The signs of acute abdominal catastrophe are unusual but diagnostically important since the outcome may be lethal. Typically the patients are middle aged, but CSS with abdominal complications has been described in children2 and adolescents.3 The gastrointestinal manifestations include diarrhoea, melena and abdominal cramps.3 Rare cases of intestinal erosion,4 ulceration and perforation3 7 8 have been described. Others include acalculous cholecystitis associated with large liver abscesses,4 liver infarction with cutaneous necrosis,5 and duodenitis.6 One case of oophoritis, complicating interpretation of the abdominal signs in women, has also been documented.9
The patient in this report had a systemic vasculitis that culminated with the signs of an acute abdomen.
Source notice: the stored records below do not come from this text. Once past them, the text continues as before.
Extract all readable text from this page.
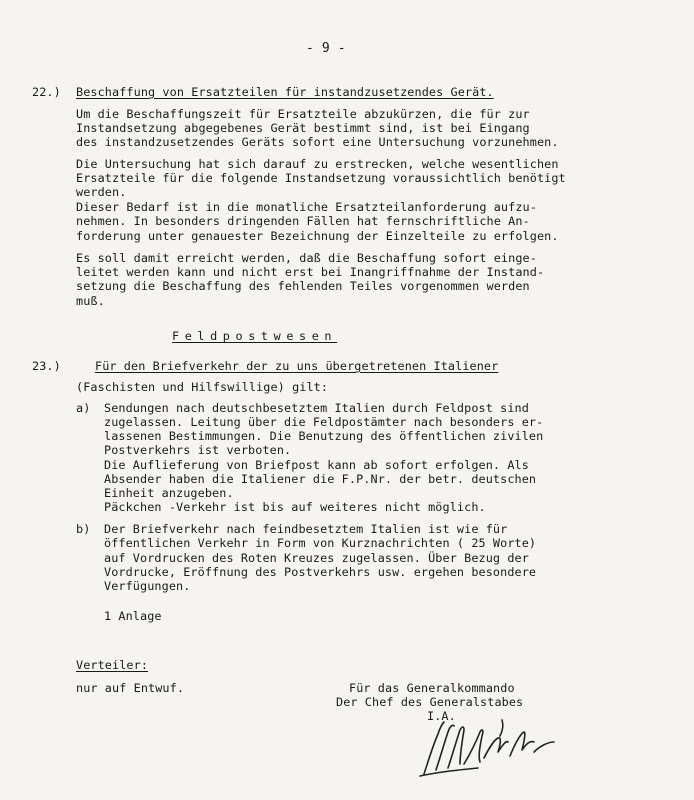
- 9 -
22.) Beschaffung von Ersatzteilen für instandzusetzendes Gerät.
Um die Beschaffungszeit für Ersatzteile abzukürzen, die für zur
Instandsetzung abgegebenes Gerät bestimmt sind, ist bei Eingang
des instandzusetzendes Geräts sofort eine Untersuchung vorzunehmen.
Die Untersuchung hat sich darauf zu erstrecken, welche wesentlichen
Ersatzteile für die folgende Instandsetzung voraussichtlich benötigt
werden.
Dieser Bedarf ist in die monatliche Ersatzteilanforderung aufzu-
nehmen. In besonders dringenden Fällen hat fernschriftliche An-
forderung unter genauester Bezeichnung der Einzelteile zu erfolgen.
Es soll damit erreicht werden, daß die Beschaffung sofort einge-
leitet werden kann und nicht erst bei Inangriffnahme der Instand-
setzung die Beschaffung des fehlenden Teiles vorgenommen werden
muß.
Feldpostwesen
23.)	Für den Briefverkehr der zu uns übergetretenen Italiener
(Faschisten und Hilfswillige) gilt:
a) Sendungen nach deutschbesetztem Italien durch Feldpost sind
zugelassen. Leitung über die Feldpostämter nach besonders er-
lassenen Bestimmungen. Die Benutzung des öffentlichen zivilen
Postverkehrs ist verboten.
Die Auflieferung von Briefpost kann ab sofort erfolgen. Als
Absender haben die Italiener die F.P.Nr. der betr. deutschen
Einheit anzugeben.
Päckchen -Verkehr ist bis auf weiteres nicht möglich.
b) Der Briefverkehr nach feindbesetztem Italien ist wie für
öffentlichen Verkehr in Form von Kurznachrichten ( 25 Worte)
auf Vordrucken des Roten Kreuzes zugelassen. Über Bezug der
Vordrucke, Eröffnung des Postverkehrs usw. ergehen besondere
Verfügungen.
1 Anlage
Verteiler:
nur auf Entwuf.	Für das Generalkommando
Der Chef des Generalstabes
I.A.
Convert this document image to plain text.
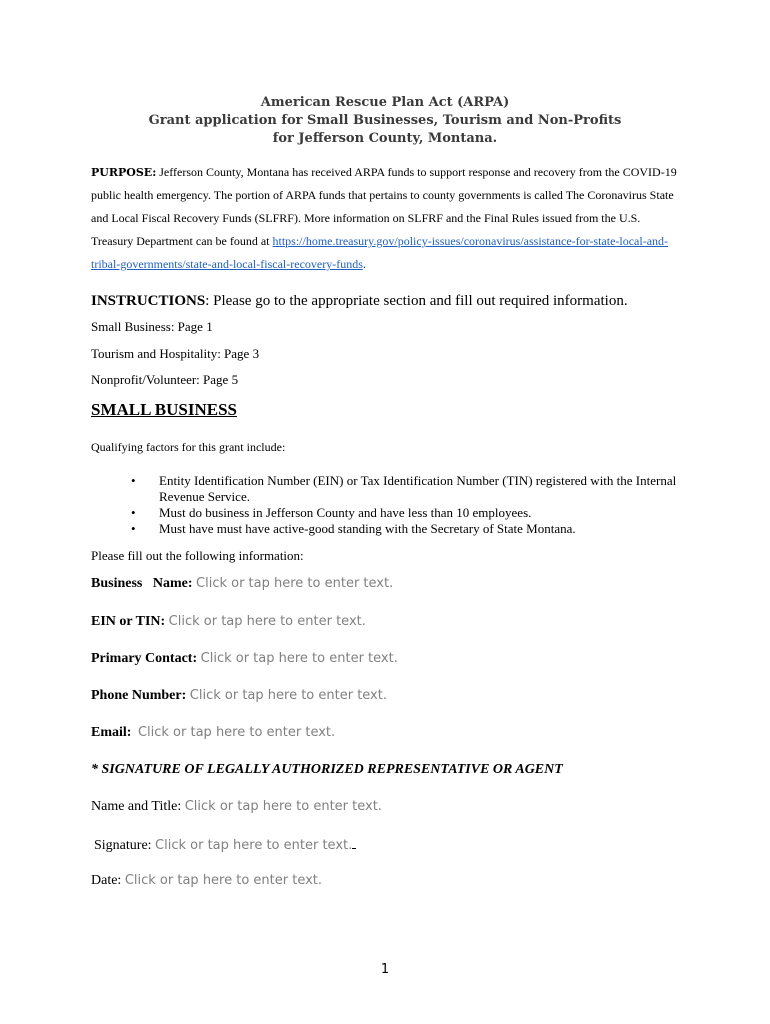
American Rescue Plan Act (ARPA)
Grant application for Small Businesses, Tourism and Non-Profits
for Jefferson County, Montana.
PURPOSE: Jefferson County, Montana has received ARPA funds to support response and recovery from the COVID-19 public health emergency. The portion of ARPA funds that pertains to county governments is called The Coronavirus State and Local Fiscal Recovery Funds (SLFRF). More information on SLFRF and the Final Rules issued from the U.S. Treasury Department can be found at https://home.treasury.gov/policy-issues/coronavirus/assistance-for-state-local-and-tribal-governments/state-and-local-fiscal-recovery-funds.
INSTRUCTIONS: Please go to the appropriate section and fill out required information.
Small Business: Page 1
Tourism and Hospitality: Page 3
Nonprofit/Volunteer: Page 5
SMALL BUSINESS
Qualifying factors for this grant include:
• Entity Identification Number (EIN) or Tax Identification Number (TIN) registered with the Internal Revenue Service.
• Must do business in Jefferson County and have less than 10 employees.
• Must have must have active-good standing with the Secretary of State Montana.
Please fill out the following information:
Business   Name: Click or tap here to enter text.
EIN or TIN: Click or tap here to enter text.
Primary Contact: Click or tap here to enter text.
Phone Number: Click or tap here to enter text.
Email: Click or tap here to enter text.
* SIGNATURE OF LEGALLY AUTHORIZED REPRESENTATIVE OR AGENT
Name and Title: Click or tap here to enter text.
Signature: Click or tap here to enter text.
Date: Click or tap here to enter text.
1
The clinical diagnoses of acute appendicitis and/or cholecystitis were established. Laparoscopy revealed an inflamed appendix. The gall bladder seemed macroscopically uninflamed. Surprisingly, the surface of liver was totally covered with small greyish nodules indicating a disseminated neoplasm or infectious process involving microabscesses (eg, pyogenic bacterial, protozoan infection or miliary tuberculosis). Thus the vasculitis was not clinically apparent.
After the examination of the histological samples, a diagnosis of granulomatous small-vessel necrotising vasculitis accompanied with eosinophils and neutrophils was established. Total remission was achieved by steroid and azathioprine therapy. The differential diagnoses include microscopic polyangiitis, Wegener granulomatosis and polyarteritis nodosa. CSS is characteristically accompanied by granulomas and eosinophils. Wegener granulomatosis and polyarteritis nodosa are not associated with positive perinuclear-staining anti-neutrophil cytoplasmic antibody titre, and Wegener granulomatosis does not involve gastrointestinal symptoms. Microscopic polyangiitis is associated with elevated perinuclear-staining anti-neutrophil cytoplasmic antibody and anti-myeloperoxidase titres and can involve the gastrointestinal tract similar to CSS. However, the vascular reaction is leukocytoclastic and no history with asthma is involved.
We have presented a case of CSS in a middle-aged man who presented with gastrointestinal symptoms leading to appendicectomy and cholecystectomy. In addition to an inflamed gall bladder and appendix, the surface of liver was covered with nodules suspicious of a disseminated malignancy or infectious process. The diagnosis of CSS was established after histopathological examination and serological tests. To our knowledge, this type of potentially confusing clinical manifestation of the CSS has not been reported previously.
Churg–Strauss syndrome is a rare systemic small-vessel necrotising vasculitis, which may infrequently be manifested by symptoms of an acute abdomen.
Careful evaluation of patient history (asthma, nasal polyposis, allergic rhinitis), signs of systemic disease (renal, cardiac, neurological, dermatological) and haematological findings (eosinophilia, elevated serum IgE and perinuclear-staining anti-neutrophil cytoplasmic antibodies) are needed.
Histopathological verification of small-vessel necrotising vasculitis accompanied by eosinophils and granulomas is essential for definitive diagnosis.
Competing interests None declared.
Patient consent Obtained.
Provenance and peer review Not commissioned; externally peer reviewed.